Eastern province royal foundation has expressed concern at government’s intention to streamline traditional ceremonies so that it can only participate in one in each of the nine provinces in a year.
Chief Mazimawe of the Ngoni people of Chipata district said traditional ceremonies provide government with an opportunity to explain its policies and developmental programs to the people.
Senior chief Nsefu of the kunda of Mambwe district ruled out possibilities of merging the ceremonies saying all traditional ceremonies in the province were an asset of various ethnic groupings.
Chief Nsefu stated that if government was not ready to continue its support to the traditional ceremonies, then it should let the ceremonies continue without its support.
“Traditional ceremonies were initiated by traditional leaders and chiefs used to manage to host the occasion even without support from government. Government only came in to support, so we can continue to host them as it was before without support from government,” he said.
He stressed that no ethnic tribe could be forced to join another because each one of them has different traditional beliefs and practices.
“My fear is that the merging of these ceremonies may lead to a cold war, because it might lead to the loss of traditional and cultural practices which are of great importance to chiefs because they are a pride of a tribe, he added.
The traditional ruler further noted that traditional ceremonies represented unique beliefs which were not similar to all other tribes hence the need not to merge their ceremonies which were based on different cultural beliefs of their traditions.

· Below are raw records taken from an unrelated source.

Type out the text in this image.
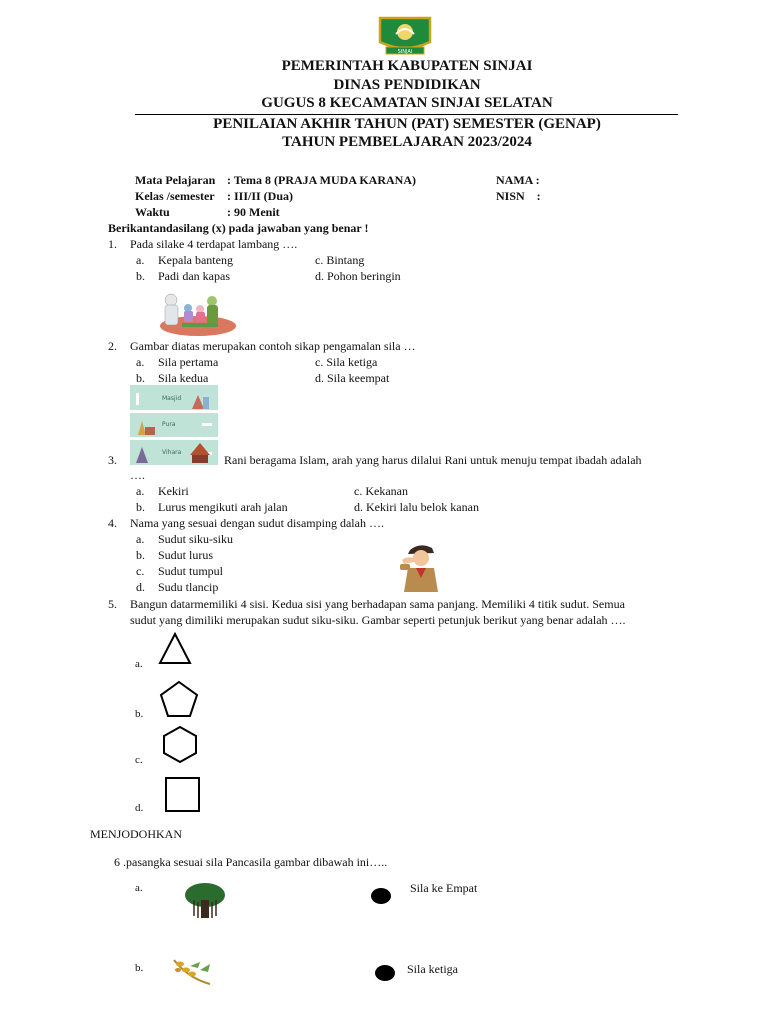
SINJAI
PEMERINTAH KABUPATEN SINJAI
DINAS PENDIDIKAN
GUGUS 8 KECAMATAN SINJAI SELATAN
PENILAIAN AKHIR TAHUN (PAT) SEMESTER (GENAP)
TAHUN PEMBELAJARAN 2023/2024
Mata Pelajaran : Tema 8 (PRAJA MUDA KARANA)	NAMA :
Kelas /semester : III/II (Dua)	NISN    :
Waktu	: 90 Menit
Berikantandasilang (x) pada jawaban yang benar !
1. Pada silake 4 terdapat lambang ….
a. Kepala banteng	c. Bintang
b. Padi dan kapas	d. Pohon beringin
2. Gambar diatas merupakan contoh sikap pengamalan sila …
a. Sila pertama	c. Sila ketiga
b. Sila kedua	d. Sila keempat
Masjid
Pura
Vihara
3.	Rani beragama Islam, arah yang harus dilalui Rani untuk menuju tempat ibadah adalah
….
a. Kekiri	c. Kekanan
b. Lurus mengikuti arah jalan	d. Kekiri lalu belok kanan
4. Nama yang sesuai dengan sudut disamping dalah ….
a. Sudut siku-siku
b. Sudut lurus
c. Sudut tumpul
d. Sudu tlancip
5. Bangun datarmemiliki 4 sisi. Kedua sisi yang berhadapan sama panjang. Memiliki 4 titik sudut. Semua
sudut yang dimiliki merupakan sudut siku-siku. Gambar seperti petunjuk berikut yang benar adalah ….
a.
b.
c.
d.
MENJODOHKAN
6 .pasangka sesuai sila Pancasila gambar dibawah ini…..
a.	Sila ke Empat
b.	Sila ketiga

And chief Mumbi of the Nsenga people of Petauke district said the six ethnic groupings in the province host ceremonies to portray their unique cultural practices therefore, they could not be merged.
“For instance, the Nsenga celebrate their ceremony ‘Tuwimba’ to pray for the rains so that they can produce adequate agricultural produce while the Ngoni celebrate the Nc’wala to thank God for the harvest among others,’ he said.
Chief Mumbi also expressed fear that if some traditional ceremonies were not held, the affected tribes might feel belittled.
Meanwhile, chief Mwangala of the Chewa people in Chadiza district expressed concern that government was the one that initially supported the resuscitation of traditional ceremonies and wondered why it saw it ideal to do away with some now..
Chief Mwangala said traditional ceremonies provide avenues for respect of the various ethnic groupings because they teach their children to appreciate their cultural heritage.